In other words, our sensing matrices are obtained from an identity matrix in which we have randomly eliminated 55% and 65% of its rows, respectively. In this case, it is easy to show that the sensing matrix has the RIP property for which the CS in (5) can lead to an accurate and successful recovery (see, Section B in Appendix). 
 
so it looks like inpainting and from the conclusion, we have:
 
 
 While progress has been made recently in developing sparse digital image acquisition in visible bands [33], development of sparse-remote-sensing instruments for earth observations from space in microwave and infrared wavelengths remains an important challenge in the coming years. However, our results suggest that, even under the current sensing protocols, transmitting, storing, and processing only a few randomly chosen pixel-samples of the primary land-atmospheric states can be advantageously exploited for a speedy reconstruction of the entire sensor’s field of view with a notable degree of accuracy. The implications of such a capability cannot be overstated for real-time tracking and data assimilation of extreme land-atmospheric phenomena in global early warning systems.
 I like the fact that the findings put the current remote sensing systems within the larger view on how to do sampling and how future instruments might be an extension of that through the use of compressive sensing. 
 
There is the potential for impressionable kids to think that compressive sensing and inpainting might generally be the same as the title of this article on Wired might imply. It is a dichotomy that is difficult to communicate and to this day, we still have people mixing up compressive sensing and inpainting. The idea is very difficult to eradicate that in order to perform compressive sensing, you generally oversample the signal so that measurements are actually redundant. Inpainting on the other hand makes it look like we are getting something for nothing (by avoiding sampling in some part of the signal - an image in general - we can recover the full image), i.e. the algorithm somehow discovers something that was never sensed in the first place. This is not what we have here.
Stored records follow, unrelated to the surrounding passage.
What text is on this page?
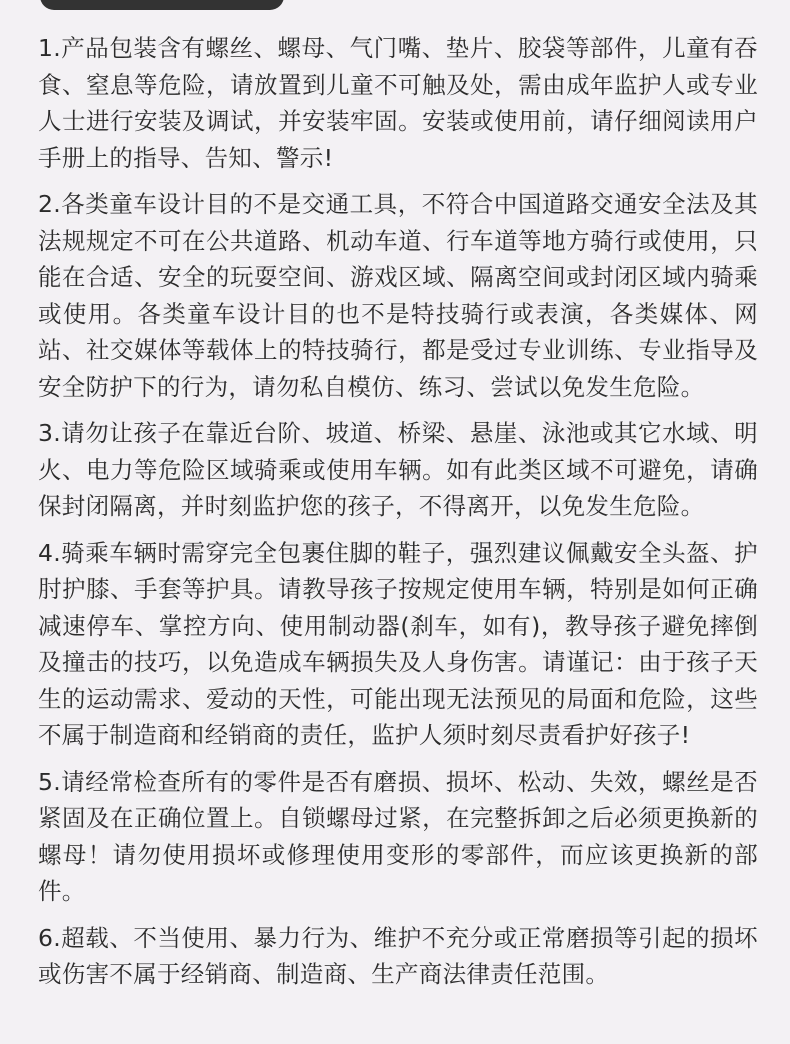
1.产品包装含有螺丝、螺母、气门嘴、垫片、胶袋等部件，儿童有吞食、窒息等危险，请放置到儿童不可触及处，需由成年监护人或专业人士进行安装及调试，并安装牢固。安装或使用前，请仔细阅读用户手册上的指导、告知、警示!

2.各类童车设计目的不是交通工具，不符合中国道路交通安全法及其法规规定不可在公共道路、机动车道、行车道等地方骑行或使用，只能在合适、安全的玩耍空间、游戏区域、隔离空间或封闭区域内骑乘或使用。各类童车设计目的也不是特技骑行或表演，各类媒体、网站、社交媒体等载体上的特技骑行，都是受过专业训练、专业指导及安全防护下的行为，请勿私自模仿、练习、尝试以免发生危险。

3.请勿让孩子在靠近台阶、坡道、桥梁、悬崖、泳池或其它水域、明火、电力等危险区域骑乘或使用车辆。如有此类区域不可避免，请确保封闭隔离，并时刻监护您的孩子，不得离开，以免发生危险。

4.骑乘车辆时需穿完全包裹住脚的鞋子，强烈建议佩戴安全头盔、护肘护膝、手套等护具。请教导孩子按规定使用车辆，特别是如何正确减速停车、掌控方向、使用制动器(刹车，如有)，教导孩子避免摔倒及撞击的技巧，以免造成车辆损失及人身伤害。请谨记：由于孩子天生的运动需求、爱动的天性，可能出现无法预见的局面和危险，这些不属于制造商和经销商的责任，监护人须时刻尽责看护好孩子!

5.请经常检查所有的零件是否有磨损、损坏、松动、失效，螺丝是否紧固及在正确位置上。自锁螺母过紧，在完整拆卸之后必须更换新的螺母！请勿使用损坏或修理使用变形的零部件，而应该更换新的部件。

6.超载、不当使用、暴力行为、维护不充分或正常磨损等引起的损坏或伤害不属于经销商、制造商、生产商法律责任范围。
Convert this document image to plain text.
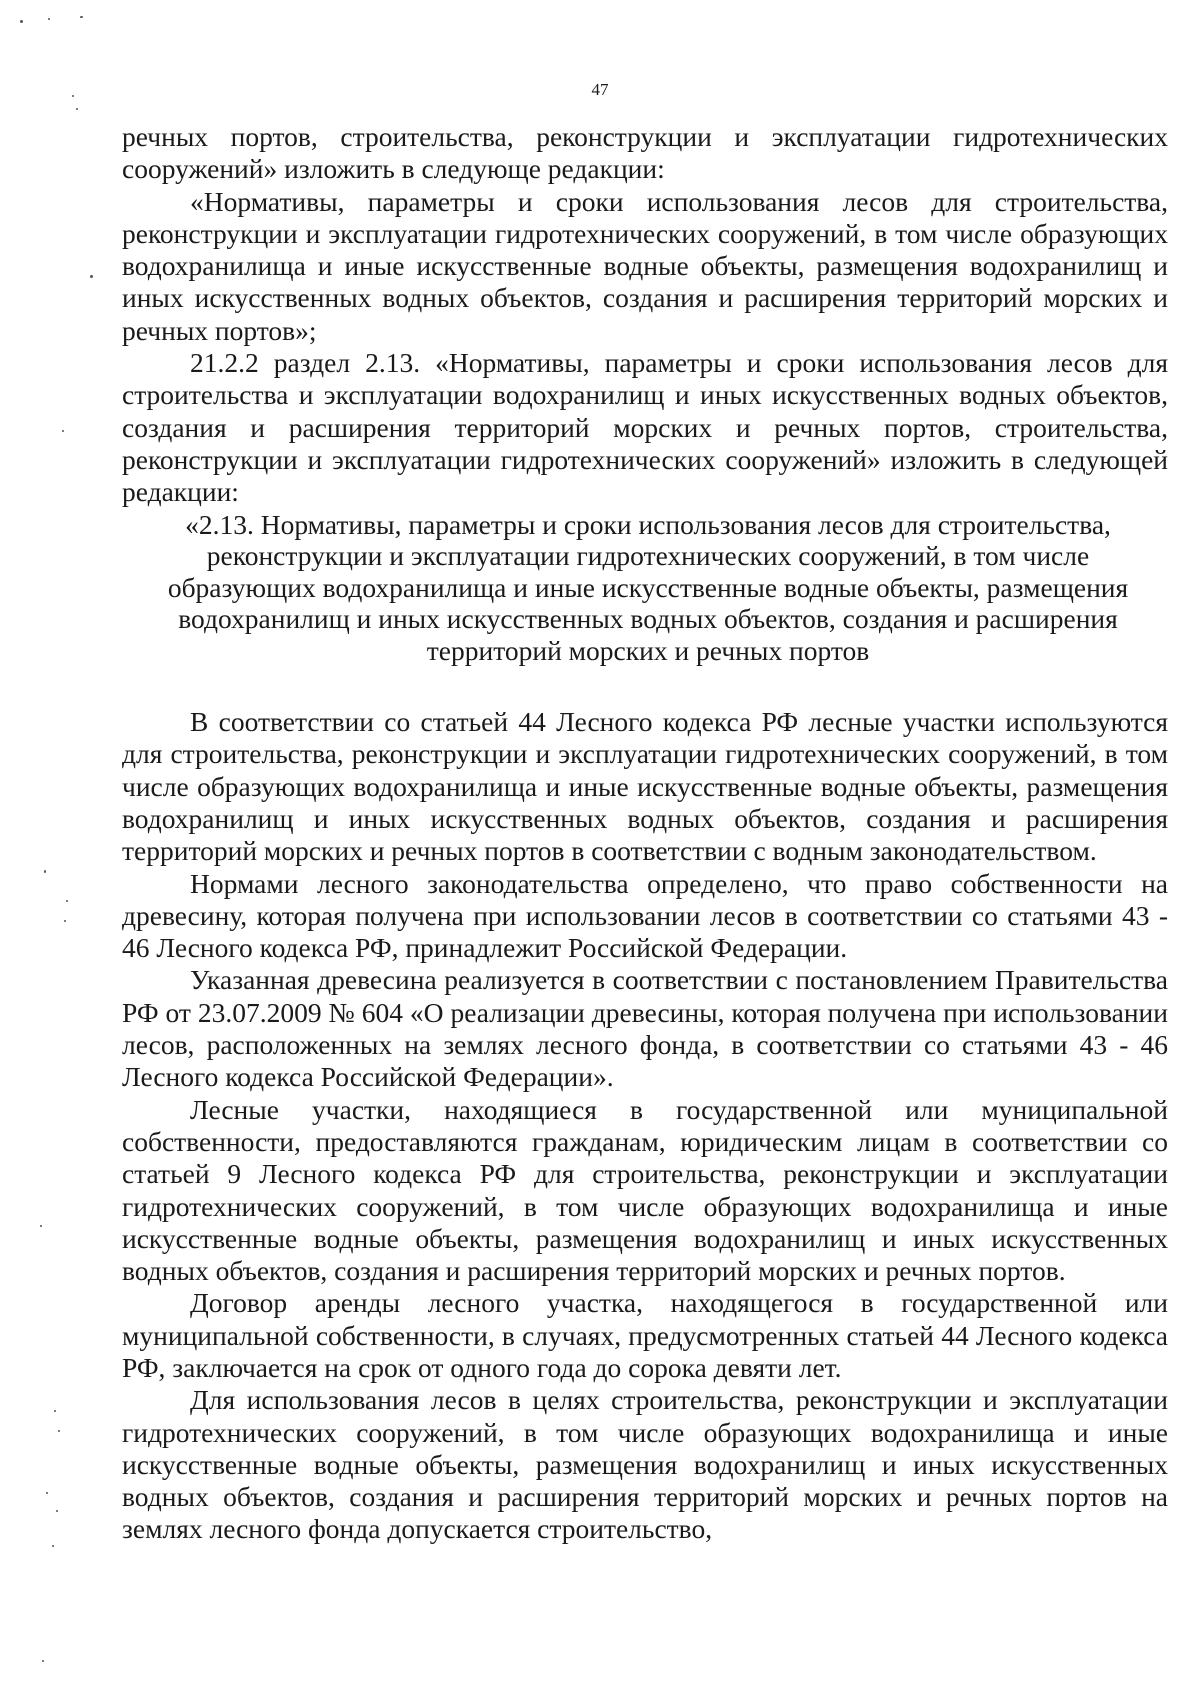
47

речных портов, строительства, реконструкции и эксплуатации гидротехнических сооружений» изложить в следующе редакции:

«Нормативы, параметры и сроки использования лесов для строительства, реконструкции и эксплуатации гидротехнических сооружений, в том числе образующих водохранилища и иные искусственные водные объекты, размещения водохранилищ и иных искусственных водных объектов, создания и расширения территорий морских и речных портов»;

21.2.2 раздел 2.13. «Нормативы, параметры и сроки использования лесов для строительства и эксплуатации водохранилищ и иных искусственных водных объектов, создания и расширения территорий морских и речных портов, строительства, реконструкции и эксплуатации гидротехнических сооружений» изложить в следующей редакции:

«2.13. Нормативы, параметры и сроки использования лесов для строительства, реконструкции и эксплуатации гидротехнических сооружений, в том числе образующих водохранилища и иные искусственные водные объекты, размещения водохранилищ и иных искусственных водных объектов, создания и расширения территорий морских и речных портов

В соответствии со статьей 44 Лесного кодекса РФ лесные участки используются для строительства, реконструкции и эксплуатации гидротехнических сооружений, в том числе образующих водохранилища и иные искусственные водные объекты, размещения водохранилищ и иных искусственных водных объектов, создания и расширения территорий морских и речных портов в соответствии с водным законодательством.

Нормами лесного законодательства определено, что право собственности на древесину, которая получена при использовании лесов в соответствии со статьями 43 - 46 Лесного кодекса РФ, принадлежит Российской Федерации.

Указанная древесина реализуется в соответствии с постановлением Правительства РФ от 23.07.2009 № 604 «О реализации древесины, которая получена при использовании лесов, расположенных на землях лесного фонда, в соответствии со статьями 43 - 46 Лесного кодекса Российской Федерации».

Лесные участки, находящиеся в государственной или муниципальной собственности, предоставляются гражданам, юридическим лицам в соответствии со статьей 9 Лесного кодекса РФ для строительства, реконструкции и эксплуатации гидротехнических сооружений, в том числе образующих водохранилища и иные искусственные водные объекты, размещения водохранилищ и иных искусственных водных объектов, создания и расширения территорий морских и речных портов.

Договор аренды лесного участка, находящегося в государственной или муниципальной собственности, в случаях, предусмотренных статьей 44 Лесного кодекса РФ, заключается на срок от одного года до сорока девяти лет.

Для использования лесов в целях строительства, реконструкции и эксплуатации гидротехнических сооружений, в том числе образующих водохранилища и иные искусственные водные объекты, размещения водохранилищ и иных искусственных водных объектов, создания и расширения территорий морских и речных портов на землях лесного фонда допускается строительство,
These two views can be coincident or blurred only if you show that the field being measured is actually spread or incoherent with the measurement system being used (here it is point like). This is why the authors of the paper spend a large part of the paper showing that the field is part of a dictionary (low frequency wavelets) and that sampling at specific locations is an adequate incoherent measurement system....at that scale.
 
I wish the authors had written a sentence on that because there are a lot of impressionable kids on the interwebs.